Sungguh indah parasmu, menenangkan jiwa dan enak dipandang mata. Kamu melangkah pergi bersama teman dekatmu tanpa melihat aku ada di belakangmu. 

Kini aku berada di belakangmu, satu langkah lebih dekat denganmu. Bisakah kamu rasakan aura tubuhku? Yang aku tahu kamu tak pernah peka dan tak mau tahu. Entah apa yang kau rasakan kini, seperti berpura-pura mati saat di dekatku. Berapa lama kamu akan berpura-pura seperti ini? Menghisap dalam-dalam aroma tubuhku tapi kamu pura-pura tak tahu di situ ada aku? Berapa lama kamu akan bertahan membelakangiku seperti ini?


Ada cara lainkah agar aku berhenti untuk berharap, berhenti untuk mengikuti setiap langkahmu? Dari balik kacamataku ini, ku lihat mu perlahan pergi menghilang dari pandangan. Coba lihat…kini bola mataku terlalu sempit untuk melihatmu, Kamu tahu??? Berapa lama aku menunggumu seperti ini?
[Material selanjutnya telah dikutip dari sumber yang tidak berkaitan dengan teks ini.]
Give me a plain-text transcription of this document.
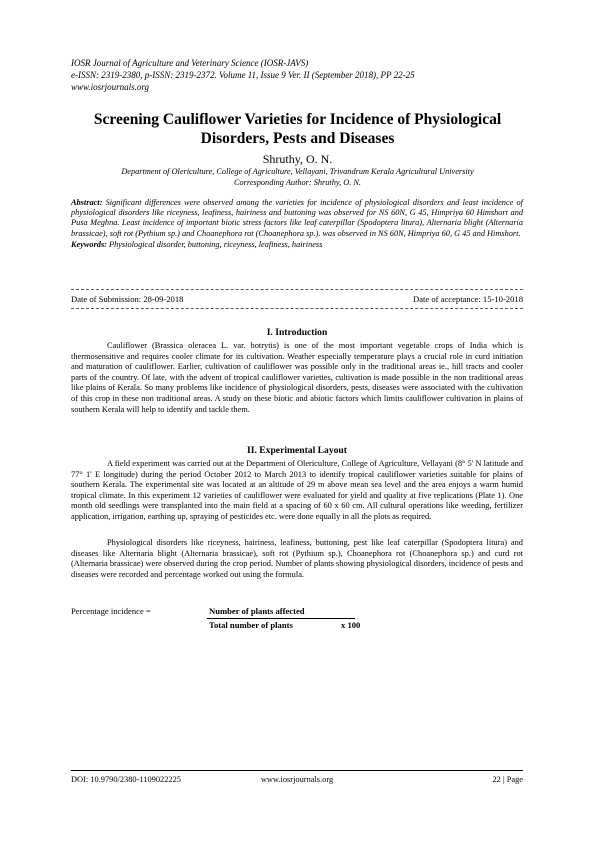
IOSR Journal of Agriculture and Veterinary Science (IOSR-JAVS)
e-ISSN: 2319-2380, p-ISSN: 2319-2372. Volume 11, Issue 9 Ver. II (September 2018), PP 22-25
www.iosrjournals.org
Screening Cauliflower Varieties for Incidence of Physiological
Disorders, Pests and Diseases
Shruthy, O. N.
Department of Olericulture, College of Agriculture, Vellayani, Trivandrum Kerala Agricultural University
Corresponding Author: Shruthy, O. N.
Abstract: Significant differences were observed among the varieties for incidence of physiological disorders and least incidence of physiological disorders like riceyness, leafiness, hairiness and buttoning was observed for NS 60N, G 45, Himpriya 60 Himshort and Pusa Meghna. Least incidence of important biotic stress factors like leaf caterpillar (Spodoptera litura), Alternaria blight (Alternaria brassicae), soft rot (Pythium sp.) and Choanephora rot (Choanephora sp.). was observed in NS 60N, Himpriya 60, G 45 and Himshort.
Keywords: Physiological disorder, buttoning, riceyness, leafiness, hairiness
Date of Submission: 28-09-2018	Date of acceptance: 15-10-2018
I. Introduction
Cauliflower (Brassica oleracea L. var. botrytis) is one of the most important vegetable crops of India which is thermosensitive and requires cooler climate for its cultivation. Weather especially temperature plays a crucial role in curd initiation and maturation of cauliflower. Earlier, cultivation of cauliflower was possible only in the traditional areas ie., hill tracts and cooler parts of the country. Of late, with the advent of tropical cauliflower varieties, cultivation is made possible in the non traditional areas like plains of Kerala. So many problems like incidence of physiological disorders, pests, diseases were associated with the cultivation of this crop in these non traditional areas. A study on these biotic and abiotic factors which limits cauliflower cultivation in plains of southern Kerala will help to identify and tackle them.
II. Experimental Layout
A field experiment was carried out at the Department of Olericulture, College of Agriculture, Vellayani (8° 5' N latitude and 77° 1' E longitude) during the period October 2012 to March 2013 to identify tropical cauliflower varieties suitable for plains of southern Kerala. The experimental site was located at an altitude of 29 m above mean sea level and the area enjoys a warm humid tropical climate. In this experiment 12 varieties of cauliflower were evaluated for yield and quality at five replications (Plate 1). One month old seedlings were transplanted into the main field at a spacing of 60 x 60 cm. All cultural operations like weeding, fertilizer application, irrigation, earthing up, spraying of pesticides etc. were done equally in all the plots as required.
Physiological disorders like riceyness, hairiness, leafiness, buttoning, pest like leaf caterpillar (Spodoptera litura) and diseases like Alternaria blight (Alternaria brassicae), soft rot (Pythium sp.), Choanephora rot (Choanephora sp.) and curd rot (Alternaria brassicae) were observed during the crop period. Number of plants showing physiological disorders, incidence of pests and diseases were recorded and percentage worked out using the formula.
Percentage incidence =	Number of plants affected
Total number of plants	x 100
DOI: 10.9790/2380-1109022225	www.iosrjournals.org	22 | Page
Melihat wajahmu membuatku terluka, menemuimu adalah tantangan terberat bagiku, karena tatapan matamu yang selalu mengajakku hijrah menuju harapan gilaku.
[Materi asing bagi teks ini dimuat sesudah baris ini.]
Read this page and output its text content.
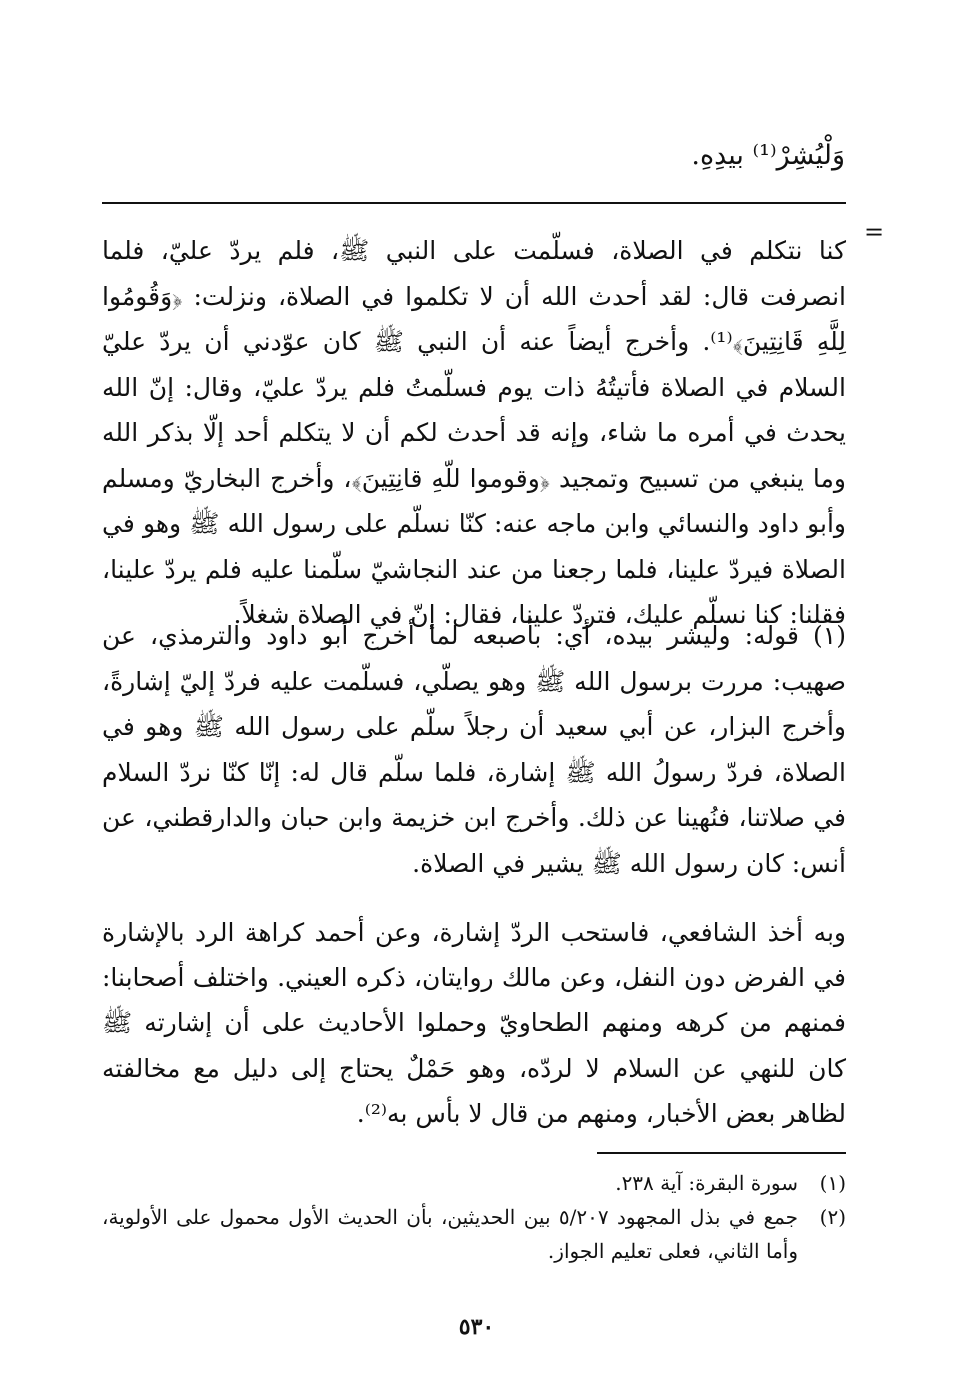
وَلْيُشِرْ⁽¹⁾ بيدِهِ.
=

كنا نتكلم في الصلاة، فسلّمت على النبي ﷺ، فلم يردّ عليّ، فلما انصرفت قال: لقد أحدث الله أن لا تكلموا في الصلاة، ونزلت: ﴿وَقُومُوا لِلَّهِ قَانِتِينَ﴾⁽¹⁾. وأخرج أيضاً عنه أن النبي ﷺ كان عوّدني أن يردّ عليّ السلام في الصلاة فأتيتُهُ ذات يوم فسلّمتُ فلم يردّ عليّ، وقال: إنّ الله يحدث في أمره ما شاء، وإنه قد أحدث لكم أن لا يتكلم أحد إلّا بذكر الله وما ينبغي من تسبيح وتمجيد ﴿وقوموا للّهِ قانِتِينَ﴾، وأخرج البخاريّ ومسلم وأبو داود والنسائي وابن ماجه عنه: كنّا نسلّم على رسول الله ﷺ وهو في الصلاة فيردّ علينا، فلما رجعنا من عند النجاشيّ سلّمنا عليه فلم يردّ علينا، فقلنا: كنا نسلّم عليك، فتردّ علينا، فقال: إنّ في الصلاة شغلاً.

(١) قوله: وليشر بيده، أي: بأصبعه لما أخرج أبو داود والترمذي، عن صهيب: مررت برسول الله ﷺ وهو يصلّي، فسلّمت عليه فردّ إليّ إشارةً، وأخرج البزار، عن أبي سعيد أن رجلاً سلّم على رسول الله ﷺ وهو في الصلاة، فردّ رسولُ الله ﷺ إشارة، فلما سلّم قال له: إنّا كنّا نردّ السلام في صلاتنا، فنُهينا عن ذلك. وأخرج ابن خزيمة وابن حبان والدارقطني، عن أنس: كان رسول الله ﷺ يشير في الصلاة.

وبه أخذ الشافعي، فاستحب الردّ إشارة، وعن أحمد كراهة الرد بالإشارة في الفرض دون النفل، وعن مالك روايتان، ذكره العيني. واختلف أصحابنا: فمنهم من كرهه ومنهم الطحاويّ وحملوا الأحاديث على أن إشارته ﷺ كان للنهي عن السلام لا لردّه، وهو حَمْلٌ يحتاج إلى دليل مع مخالفته لظاهر بعض الأخبار، ومنهم من قال لا بأس به⁽²⁾.

(١)
سورة البقرة: آية ٢٣٨.
(٢)
جمع في بذل المجهود ٥/٢٠٧ بين الحديثين، بأن الحديث الأول محمول على الأولوية، وأما الثاني، فعلى تعليم الجواز.
٥٣٠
            Aku tak pernah berhenti mengejarmu, meski disetiap detiknya kemesraanmu dengan pacar mu itu terdengar lirih ditelingaku, membuat hatiku semakin hancur, meremukan seluruh tubuh ini. 

Kamu bak aroma keindahan yang membuatku terus ketagihan meraihmu meski ku tahu… kini di sampingmu telah ada Lelaki lain yang menemanimu. Caramu mencintainya membuatku termakan rasa iri yang luar biasa gila. Huuh, andai saja aku diposisinya.
“Vin, ngelamun aja lo, ah..” Tegur Angga yang membuyarkan tatapanku, hanya dia orang yang memanggilku dengan ejaan belakang namaku, Revin.
“Oh ya… sorry, tadi aku melamun ya?” jawabku dengan ekspresi wajah yang sedikit gugup sambil nenepuk-nepuk kedua pipiku.
“Jangan terlalu dihayati memandanginya, itu yang buat lo semakin gila mengejarnya.” Ujarnya menepuk punggungku.
“iya, iya… lama-lama lo bawel yah, kayak pacar gue aja jadinya”. Ledekku.
“idiih, dasar homo.. gak dapat Dinda, jangan sampe serong juga dong.” Balasnya.
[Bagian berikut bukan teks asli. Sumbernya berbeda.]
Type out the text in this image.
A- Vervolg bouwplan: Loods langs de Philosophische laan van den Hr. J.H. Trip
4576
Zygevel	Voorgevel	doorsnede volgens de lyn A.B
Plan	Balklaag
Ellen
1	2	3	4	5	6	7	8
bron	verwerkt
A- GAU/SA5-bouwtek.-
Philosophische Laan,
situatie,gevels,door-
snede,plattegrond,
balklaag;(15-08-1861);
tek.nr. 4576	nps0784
            Kami segera menuju parkiran, menjemput sepeda motor ku yang sudah setia menunggu kehadiranku. Melantas kami keluar gerbang sekolah, dan ku lihat kamu dibonceng oleh pacarmu seraya melambaikan tangan ke arah Angga, mungkin juga kearahku.

            Sungguh iri menggerogoti hatiku, aku juga ingin memboncengmu. Kehadirannya ketempat ini adalah sebuah badai di hatiku namun itu adalah sebuah pelangi di hatimu.

            Sebenarnya kamu, hanya seorang gadis yang sederhana, bahkan sangat sederhana diantara gadis lainnya, seragam putih abu-abumu telah menjadi saksi-saksi akan sosok dirimu yg begitu sederhana.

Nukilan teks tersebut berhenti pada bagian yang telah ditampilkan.